こう書くと、教師不要論、教師批判と捉えられてしまうかもしれないが、そうではない。児童生徒と取り組む課題は、教師の専門外であり、教師自体もどう解消してゆけばよいか分からない。つまり、あらかじめ教える内容を教師が持ち合わせていないのである。そのため、「どう学びを進めたらよいか分からない」と、教師が不安になるのも無理はない。ではどうするか。その答えが「共にたくらむ」ことなのだ。
「教える人」と「教わる人」という非対称の関係ではなく、児童生徒と同等の立場で自らも参画する。私と慶應義塾大学の井庭崇教授は、こうした役割を「ジェネレーター」と名づけた。「ジェネレート」とは「何かを生成する、生み出す」という意味だ。目標や方法がはっきりしない課題に取り組むには、取りあえず試し、つくり、表現してみてその結果を基にどう進めるかをその都度考えてゆかねばならない。何かを「生み出し」ながら共に歩むので「ジェネレーター」なのである。
対等な立場で課題に立ち向かっていると、いつしか自分と相手の境目がなくなる。それぞれが「個」の面白さを発揮しつつ、相手の「個」を面白がる関係が「ジェネレート」し、お互いの好奇心や新たな発想が「ジェネレート」する。教師である自分も学生と共にどっぷり課題状況に没入し、共にたくらむ仲間となるのが「ジェネレーター」である。

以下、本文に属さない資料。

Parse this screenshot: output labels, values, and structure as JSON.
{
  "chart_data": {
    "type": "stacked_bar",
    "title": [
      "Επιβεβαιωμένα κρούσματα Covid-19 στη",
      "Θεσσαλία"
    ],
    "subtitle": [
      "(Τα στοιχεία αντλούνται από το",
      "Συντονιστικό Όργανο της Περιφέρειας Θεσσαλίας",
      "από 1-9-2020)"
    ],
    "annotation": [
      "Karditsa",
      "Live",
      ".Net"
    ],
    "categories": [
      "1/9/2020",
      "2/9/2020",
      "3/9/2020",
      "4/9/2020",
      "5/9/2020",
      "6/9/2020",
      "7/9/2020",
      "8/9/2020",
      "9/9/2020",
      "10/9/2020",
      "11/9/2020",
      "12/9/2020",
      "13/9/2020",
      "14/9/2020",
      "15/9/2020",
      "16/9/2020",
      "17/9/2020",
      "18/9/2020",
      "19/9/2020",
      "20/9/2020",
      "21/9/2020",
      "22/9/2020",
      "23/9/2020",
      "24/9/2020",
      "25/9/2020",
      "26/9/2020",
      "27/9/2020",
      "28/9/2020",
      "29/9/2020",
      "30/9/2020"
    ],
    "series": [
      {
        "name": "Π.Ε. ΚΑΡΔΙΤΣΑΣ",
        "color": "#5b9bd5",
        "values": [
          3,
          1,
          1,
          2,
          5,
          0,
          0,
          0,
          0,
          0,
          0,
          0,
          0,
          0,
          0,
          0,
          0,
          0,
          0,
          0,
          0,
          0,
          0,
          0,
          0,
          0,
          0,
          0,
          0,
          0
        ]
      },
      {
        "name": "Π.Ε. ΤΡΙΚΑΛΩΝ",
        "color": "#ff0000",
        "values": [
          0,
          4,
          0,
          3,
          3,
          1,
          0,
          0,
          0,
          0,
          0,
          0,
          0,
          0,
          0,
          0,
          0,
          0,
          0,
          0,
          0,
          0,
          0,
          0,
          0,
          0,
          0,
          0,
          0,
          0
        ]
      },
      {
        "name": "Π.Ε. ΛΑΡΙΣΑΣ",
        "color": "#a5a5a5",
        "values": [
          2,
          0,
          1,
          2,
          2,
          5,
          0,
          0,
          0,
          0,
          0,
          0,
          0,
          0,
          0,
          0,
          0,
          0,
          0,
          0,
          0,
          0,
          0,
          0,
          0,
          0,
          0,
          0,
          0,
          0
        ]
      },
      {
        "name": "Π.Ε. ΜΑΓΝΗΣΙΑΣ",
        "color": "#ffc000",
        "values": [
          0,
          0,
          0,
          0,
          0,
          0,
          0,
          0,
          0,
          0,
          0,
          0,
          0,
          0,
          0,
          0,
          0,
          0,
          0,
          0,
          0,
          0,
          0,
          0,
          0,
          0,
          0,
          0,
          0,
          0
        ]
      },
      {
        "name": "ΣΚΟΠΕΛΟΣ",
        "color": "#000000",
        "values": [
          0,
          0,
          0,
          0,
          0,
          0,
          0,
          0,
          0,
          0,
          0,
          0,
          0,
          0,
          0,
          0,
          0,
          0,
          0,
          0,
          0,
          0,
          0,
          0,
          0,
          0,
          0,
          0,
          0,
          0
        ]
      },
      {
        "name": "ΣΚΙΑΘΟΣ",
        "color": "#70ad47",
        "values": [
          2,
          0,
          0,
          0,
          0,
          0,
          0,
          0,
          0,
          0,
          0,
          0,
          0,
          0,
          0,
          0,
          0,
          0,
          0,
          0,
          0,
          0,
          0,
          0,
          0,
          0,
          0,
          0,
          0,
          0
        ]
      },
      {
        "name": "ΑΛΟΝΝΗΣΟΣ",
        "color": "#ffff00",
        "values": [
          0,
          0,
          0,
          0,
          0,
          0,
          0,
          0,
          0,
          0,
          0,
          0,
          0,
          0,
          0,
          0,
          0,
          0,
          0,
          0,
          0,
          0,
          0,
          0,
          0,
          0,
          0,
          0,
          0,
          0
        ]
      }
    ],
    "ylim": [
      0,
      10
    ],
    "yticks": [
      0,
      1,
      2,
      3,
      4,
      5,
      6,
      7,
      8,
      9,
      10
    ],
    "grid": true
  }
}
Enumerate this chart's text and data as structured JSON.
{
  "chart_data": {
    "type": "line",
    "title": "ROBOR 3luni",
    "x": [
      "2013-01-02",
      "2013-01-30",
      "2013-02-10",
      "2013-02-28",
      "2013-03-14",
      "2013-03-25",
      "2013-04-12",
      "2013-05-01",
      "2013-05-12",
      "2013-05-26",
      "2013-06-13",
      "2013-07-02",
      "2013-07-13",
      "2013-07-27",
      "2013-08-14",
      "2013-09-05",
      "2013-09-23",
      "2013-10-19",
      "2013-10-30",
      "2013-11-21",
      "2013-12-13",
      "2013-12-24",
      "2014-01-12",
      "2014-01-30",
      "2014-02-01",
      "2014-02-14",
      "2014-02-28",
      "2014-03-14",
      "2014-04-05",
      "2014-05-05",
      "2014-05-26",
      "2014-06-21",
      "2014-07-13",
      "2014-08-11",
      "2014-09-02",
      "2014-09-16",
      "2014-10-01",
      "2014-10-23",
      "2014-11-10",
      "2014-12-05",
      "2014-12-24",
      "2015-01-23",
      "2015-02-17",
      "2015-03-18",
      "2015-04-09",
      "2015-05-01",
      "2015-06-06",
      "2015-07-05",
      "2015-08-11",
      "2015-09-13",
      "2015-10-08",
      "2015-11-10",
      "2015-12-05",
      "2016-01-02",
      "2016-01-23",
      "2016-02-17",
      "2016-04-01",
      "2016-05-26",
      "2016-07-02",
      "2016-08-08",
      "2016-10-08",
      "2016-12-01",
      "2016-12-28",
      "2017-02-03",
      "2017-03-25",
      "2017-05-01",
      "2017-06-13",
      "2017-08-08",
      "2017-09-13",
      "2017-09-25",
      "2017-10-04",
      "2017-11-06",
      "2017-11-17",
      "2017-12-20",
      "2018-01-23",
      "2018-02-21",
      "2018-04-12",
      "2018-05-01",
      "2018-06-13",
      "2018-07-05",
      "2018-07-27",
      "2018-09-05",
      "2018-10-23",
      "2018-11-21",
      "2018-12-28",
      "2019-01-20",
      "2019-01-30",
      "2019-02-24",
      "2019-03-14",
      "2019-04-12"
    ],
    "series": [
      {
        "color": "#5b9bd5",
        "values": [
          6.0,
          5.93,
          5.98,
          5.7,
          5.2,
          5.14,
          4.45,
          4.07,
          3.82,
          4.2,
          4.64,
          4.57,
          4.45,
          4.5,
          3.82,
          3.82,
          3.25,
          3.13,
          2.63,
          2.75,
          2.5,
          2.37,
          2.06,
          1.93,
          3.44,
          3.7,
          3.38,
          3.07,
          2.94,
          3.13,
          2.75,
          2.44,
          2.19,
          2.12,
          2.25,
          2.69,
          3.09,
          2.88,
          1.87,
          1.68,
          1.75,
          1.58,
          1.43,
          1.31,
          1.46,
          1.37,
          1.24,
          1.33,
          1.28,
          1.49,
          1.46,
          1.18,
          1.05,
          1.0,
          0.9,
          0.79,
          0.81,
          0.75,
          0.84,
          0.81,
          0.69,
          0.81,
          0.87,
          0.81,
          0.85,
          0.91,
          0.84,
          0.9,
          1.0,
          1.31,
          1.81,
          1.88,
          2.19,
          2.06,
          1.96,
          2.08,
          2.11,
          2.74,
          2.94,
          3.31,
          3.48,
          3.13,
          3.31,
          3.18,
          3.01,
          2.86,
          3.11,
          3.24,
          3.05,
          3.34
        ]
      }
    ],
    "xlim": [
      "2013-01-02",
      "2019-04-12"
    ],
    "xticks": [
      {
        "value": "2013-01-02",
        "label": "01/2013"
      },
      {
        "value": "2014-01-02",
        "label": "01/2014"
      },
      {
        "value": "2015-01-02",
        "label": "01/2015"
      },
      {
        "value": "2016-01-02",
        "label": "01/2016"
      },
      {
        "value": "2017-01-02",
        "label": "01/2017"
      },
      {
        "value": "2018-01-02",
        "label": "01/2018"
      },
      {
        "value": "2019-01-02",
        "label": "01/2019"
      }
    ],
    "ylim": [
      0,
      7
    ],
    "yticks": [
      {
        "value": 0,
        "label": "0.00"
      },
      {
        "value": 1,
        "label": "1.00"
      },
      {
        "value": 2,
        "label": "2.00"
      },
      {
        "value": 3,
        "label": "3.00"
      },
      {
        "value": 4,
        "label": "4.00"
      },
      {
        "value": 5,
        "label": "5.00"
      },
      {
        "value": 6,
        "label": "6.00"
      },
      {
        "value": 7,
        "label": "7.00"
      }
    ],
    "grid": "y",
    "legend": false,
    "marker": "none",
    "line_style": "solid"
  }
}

「ジェネレーター」は、優位な何かを持っているわけでも、客観的に物事が見えているわけでもない。アマチュアで、素人に過ぎない存在でありながら、試行錯誤を繰り返さざるを得ないプロセスにわざわざ飛び込んで面白がる。すると「ジェネレーター」の振る舞いに他のメンバーが共振し始め、やがて全員が「ジェネレーター」と化し、自律的に動きながら、互いに刺激し合い、支え合う場と関係性が生まれる。児童生徒たちとのプロジェクトにおいて、学びに関わる「教師」には、こうした「ジェネレーター」としての在り方が求められているのである。